Changes in endogenous tissue glutathione level in relation to murine ascites tumor growth and the anticancer activity of cisplatin.

Abstract

Changes in glutathione levels were determined in tissues of 11- to 12-week-old Swiss albino mice at different stages of Dalton's lymphoma tumor growth and following cisplatin (8 mg/kg body weight, ip) treatment for 24-96 h, keeping 4-5 animals in each experimental group. Glutathione levels increased in spleen of tumor-bearing compared to normal mice (9.95 +/- 0.14 vs 7.86 +/- 1.64 micromol/g wet weight, P<or=0.05) but decreased in blood (0.64 +/- 0.10 vs 0.85 +/- 0.09 mg/ml) and testes (9.28 +/- 0.15 vs 10.16 +/- 0.28 micromol/g wet weight, P<or=0.05).

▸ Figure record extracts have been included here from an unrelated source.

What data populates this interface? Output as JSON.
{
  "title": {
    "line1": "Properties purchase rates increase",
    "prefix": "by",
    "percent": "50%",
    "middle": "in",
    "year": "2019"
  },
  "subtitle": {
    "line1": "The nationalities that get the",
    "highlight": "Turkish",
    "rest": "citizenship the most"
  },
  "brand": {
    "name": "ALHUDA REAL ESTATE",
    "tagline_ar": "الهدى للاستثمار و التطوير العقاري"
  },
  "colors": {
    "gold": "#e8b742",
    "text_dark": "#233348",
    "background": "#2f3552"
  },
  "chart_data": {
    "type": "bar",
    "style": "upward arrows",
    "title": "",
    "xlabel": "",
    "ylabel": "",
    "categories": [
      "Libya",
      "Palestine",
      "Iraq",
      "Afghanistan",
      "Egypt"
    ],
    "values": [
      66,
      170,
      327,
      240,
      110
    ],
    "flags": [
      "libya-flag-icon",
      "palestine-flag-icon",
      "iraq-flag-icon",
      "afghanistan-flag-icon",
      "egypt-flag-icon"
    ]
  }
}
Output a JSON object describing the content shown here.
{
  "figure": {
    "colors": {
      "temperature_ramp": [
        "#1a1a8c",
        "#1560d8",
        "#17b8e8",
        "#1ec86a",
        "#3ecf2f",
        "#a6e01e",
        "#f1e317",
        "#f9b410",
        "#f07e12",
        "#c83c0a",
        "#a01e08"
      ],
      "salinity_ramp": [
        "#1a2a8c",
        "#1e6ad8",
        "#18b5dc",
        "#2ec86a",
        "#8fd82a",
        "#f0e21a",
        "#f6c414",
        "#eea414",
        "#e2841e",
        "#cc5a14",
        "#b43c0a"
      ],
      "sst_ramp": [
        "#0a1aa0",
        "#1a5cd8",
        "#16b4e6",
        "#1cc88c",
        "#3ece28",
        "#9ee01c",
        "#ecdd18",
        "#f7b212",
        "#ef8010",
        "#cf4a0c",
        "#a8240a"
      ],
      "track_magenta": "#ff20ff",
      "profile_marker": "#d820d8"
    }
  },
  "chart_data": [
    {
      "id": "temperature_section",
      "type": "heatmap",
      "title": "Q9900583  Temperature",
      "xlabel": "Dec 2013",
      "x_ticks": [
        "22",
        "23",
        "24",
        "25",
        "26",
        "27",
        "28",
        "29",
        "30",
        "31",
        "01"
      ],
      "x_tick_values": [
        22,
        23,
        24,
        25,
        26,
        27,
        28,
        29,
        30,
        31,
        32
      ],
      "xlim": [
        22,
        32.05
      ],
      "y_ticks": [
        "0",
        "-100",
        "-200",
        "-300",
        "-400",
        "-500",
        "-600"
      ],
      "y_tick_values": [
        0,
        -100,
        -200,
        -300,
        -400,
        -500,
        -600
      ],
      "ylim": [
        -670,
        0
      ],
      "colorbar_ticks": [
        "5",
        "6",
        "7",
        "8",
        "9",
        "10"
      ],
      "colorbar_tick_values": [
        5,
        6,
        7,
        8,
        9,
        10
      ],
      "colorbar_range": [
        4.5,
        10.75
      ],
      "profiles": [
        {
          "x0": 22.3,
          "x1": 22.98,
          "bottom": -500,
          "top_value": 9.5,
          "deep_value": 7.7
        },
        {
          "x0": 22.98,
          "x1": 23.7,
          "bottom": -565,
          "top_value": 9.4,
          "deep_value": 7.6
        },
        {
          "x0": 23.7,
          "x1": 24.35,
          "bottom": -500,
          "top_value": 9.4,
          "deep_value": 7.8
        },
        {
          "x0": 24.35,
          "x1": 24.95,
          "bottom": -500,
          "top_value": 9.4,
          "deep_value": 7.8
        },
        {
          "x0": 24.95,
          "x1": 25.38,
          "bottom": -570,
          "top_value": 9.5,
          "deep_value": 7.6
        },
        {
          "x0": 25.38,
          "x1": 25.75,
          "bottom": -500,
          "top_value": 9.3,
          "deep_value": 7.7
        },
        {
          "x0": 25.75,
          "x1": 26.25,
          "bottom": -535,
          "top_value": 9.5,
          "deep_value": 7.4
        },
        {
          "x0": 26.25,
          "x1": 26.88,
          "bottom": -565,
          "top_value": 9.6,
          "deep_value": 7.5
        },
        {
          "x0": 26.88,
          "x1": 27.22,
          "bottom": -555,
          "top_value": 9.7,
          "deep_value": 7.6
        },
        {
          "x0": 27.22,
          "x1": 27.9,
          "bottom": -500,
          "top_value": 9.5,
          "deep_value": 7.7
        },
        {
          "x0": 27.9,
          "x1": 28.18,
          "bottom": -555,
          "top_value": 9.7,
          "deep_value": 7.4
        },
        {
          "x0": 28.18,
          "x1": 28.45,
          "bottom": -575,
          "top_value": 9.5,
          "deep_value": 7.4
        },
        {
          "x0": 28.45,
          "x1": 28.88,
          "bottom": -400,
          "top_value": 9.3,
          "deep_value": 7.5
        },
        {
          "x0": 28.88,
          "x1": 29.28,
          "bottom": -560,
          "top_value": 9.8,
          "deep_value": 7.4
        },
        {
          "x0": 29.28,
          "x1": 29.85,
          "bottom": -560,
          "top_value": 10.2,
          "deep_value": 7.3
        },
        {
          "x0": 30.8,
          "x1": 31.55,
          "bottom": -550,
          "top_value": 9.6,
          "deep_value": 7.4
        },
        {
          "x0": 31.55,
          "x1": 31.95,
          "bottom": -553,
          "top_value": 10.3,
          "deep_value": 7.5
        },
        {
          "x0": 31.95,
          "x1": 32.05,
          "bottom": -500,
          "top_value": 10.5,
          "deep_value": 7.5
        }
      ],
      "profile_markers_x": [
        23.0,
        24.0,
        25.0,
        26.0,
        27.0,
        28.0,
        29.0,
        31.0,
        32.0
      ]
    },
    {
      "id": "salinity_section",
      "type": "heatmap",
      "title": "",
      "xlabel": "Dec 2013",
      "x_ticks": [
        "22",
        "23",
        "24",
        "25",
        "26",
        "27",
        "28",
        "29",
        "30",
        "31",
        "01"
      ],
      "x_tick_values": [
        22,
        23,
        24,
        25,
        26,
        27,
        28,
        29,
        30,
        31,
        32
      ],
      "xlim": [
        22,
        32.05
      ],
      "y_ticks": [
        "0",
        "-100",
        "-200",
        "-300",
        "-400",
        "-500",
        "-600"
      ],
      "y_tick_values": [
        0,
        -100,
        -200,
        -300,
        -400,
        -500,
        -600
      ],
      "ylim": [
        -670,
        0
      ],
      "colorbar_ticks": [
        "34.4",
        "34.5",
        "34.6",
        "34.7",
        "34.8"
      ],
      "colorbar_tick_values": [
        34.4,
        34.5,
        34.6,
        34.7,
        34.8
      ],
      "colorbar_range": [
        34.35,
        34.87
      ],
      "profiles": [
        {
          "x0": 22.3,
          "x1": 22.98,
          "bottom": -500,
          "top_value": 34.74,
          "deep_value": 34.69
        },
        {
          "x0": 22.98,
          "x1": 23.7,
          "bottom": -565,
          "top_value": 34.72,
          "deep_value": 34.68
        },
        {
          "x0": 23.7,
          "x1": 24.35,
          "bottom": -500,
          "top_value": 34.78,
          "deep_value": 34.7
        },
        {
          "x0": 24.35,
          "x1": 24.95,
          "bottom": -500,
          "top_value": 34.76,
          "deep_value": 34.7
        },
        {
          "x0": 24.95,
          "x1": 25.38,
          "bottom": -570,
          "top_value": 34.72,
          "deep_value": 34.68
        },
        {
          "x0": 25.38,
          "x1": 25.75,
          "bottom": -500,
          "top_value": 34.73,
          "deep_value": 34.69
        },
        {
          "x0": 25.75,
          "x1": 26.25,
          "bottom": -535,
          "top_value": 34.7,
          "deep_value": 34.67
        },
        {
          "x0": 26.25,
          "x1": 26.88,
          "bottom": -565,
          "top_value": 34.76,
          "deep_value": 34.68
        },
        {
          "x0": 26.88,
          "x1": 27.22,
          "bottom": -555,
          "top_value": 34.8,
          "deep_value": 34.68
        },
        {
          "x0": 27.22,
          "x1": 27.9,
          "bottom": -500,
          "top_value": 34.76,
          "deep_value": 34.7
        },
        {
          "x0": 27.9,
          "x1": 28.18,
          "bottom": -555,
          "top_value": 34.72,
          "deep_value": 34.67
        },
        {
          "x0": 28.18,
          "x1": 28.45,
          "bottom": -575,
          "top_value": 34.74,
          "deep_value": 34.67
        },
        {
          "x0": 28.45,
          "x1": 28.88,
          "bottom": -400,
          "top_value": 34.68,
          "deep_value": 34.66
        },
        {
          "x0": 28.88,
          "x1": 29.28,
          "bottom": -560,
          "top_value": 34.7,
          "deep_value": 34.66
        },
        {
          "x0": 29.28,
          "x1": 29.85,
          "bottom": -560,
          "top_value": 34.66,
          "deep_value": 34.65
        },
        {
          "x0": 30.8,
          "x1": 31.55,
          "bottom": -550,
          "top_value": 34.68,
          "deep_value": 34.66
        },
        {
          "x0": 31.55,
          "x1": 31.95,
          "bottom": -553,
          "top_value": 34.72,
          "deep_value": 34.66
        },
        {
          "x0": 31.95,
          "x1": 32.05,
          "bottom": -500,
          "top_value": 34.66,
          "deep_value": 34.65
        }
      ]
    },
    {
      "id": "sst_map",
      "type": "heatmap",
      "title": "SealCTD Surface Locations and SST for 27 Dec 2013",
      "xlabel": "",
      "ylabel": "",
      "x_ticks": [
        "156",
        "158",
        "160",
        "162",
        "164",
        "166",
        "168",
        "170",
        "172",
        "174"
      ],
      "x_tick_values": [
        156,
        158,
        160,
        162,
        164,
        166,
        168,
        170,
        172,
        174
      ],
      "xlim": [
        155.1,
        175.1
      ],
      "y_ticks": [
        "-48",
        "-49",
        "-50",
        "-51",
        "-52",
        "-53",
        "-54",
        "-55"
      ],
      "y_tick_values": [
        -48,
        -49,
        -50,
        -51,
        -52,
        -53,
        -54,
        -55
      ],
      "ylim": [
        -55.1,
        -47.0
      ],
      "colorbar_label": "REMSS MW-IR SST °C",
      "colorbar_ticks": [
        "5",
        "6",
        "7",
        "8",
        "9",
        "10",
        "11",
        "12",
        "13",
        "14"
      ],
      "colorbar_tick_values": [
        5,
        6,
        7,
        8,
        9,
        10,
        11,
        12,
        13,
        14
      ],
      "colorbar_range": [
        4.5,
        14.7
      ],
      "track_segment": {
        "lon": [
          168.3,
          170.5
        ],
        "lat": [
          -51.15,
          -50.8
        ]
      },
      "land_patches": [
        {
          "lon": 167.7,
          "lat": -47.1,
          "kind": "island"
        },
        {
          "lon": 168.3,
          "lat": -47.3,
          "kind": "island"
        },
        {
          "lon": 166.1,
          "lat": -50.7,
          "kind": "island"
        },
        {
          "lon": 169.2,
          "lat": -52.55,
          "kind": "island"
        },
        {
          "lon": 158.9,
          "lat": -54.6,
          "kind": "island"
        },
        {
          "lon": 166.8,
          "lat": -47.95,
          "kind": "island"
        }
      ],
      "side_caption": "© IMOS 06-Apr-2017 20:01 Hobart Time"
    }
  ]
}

Dalton's lymphoma cells showed an increase in glutathione concentration (4.43 +/- 0.26 micromol/g wet weight) as compared to splenocytes, their normal counterpart (3.62 +/- 0.41 micromol/g wet weight). With the progression of tumor in mice, glutathione levels decreased significantly in testes (approximately 10%) and bone marrow cells (approximately 13%) while they increased in Dalton's lymphoma cells (28-46%) and spleen (15-27%). Glutathione levels in kidney, Dalton's lymphoma cells and bone marrow cells (8.50 +/- 1.22, 4.43 +/- 0.26 and 3.28 +/- 0.17 micromol/g wet weight, respectively) decreased significantly (6.04 +/- 0.42, 3.51 +/- 0.32 and 2.17 +/- 0.14 micro mol/g wet weight, P<or=0.05) after in vivo cisplatin treatment for 24 h. Along with a decrease in glutathione level, the glutathione-S-transferase (GST) activity also decreased by 60% in tumor cells after cisplatin treatment. The elevated drug uptake by the tumor cells under the conditions of reduced glutathione concentration and GST activity after treatment could be an important contributory factor to cisplatin's anticancer activity leading to tumor regression. Furthermore, lower doses of cisplatin in combination with buthionine sulfoximine (an inhibitor of glutathione synthesis) may be useful in cancer chemotherapy with decreased toxicity in the host.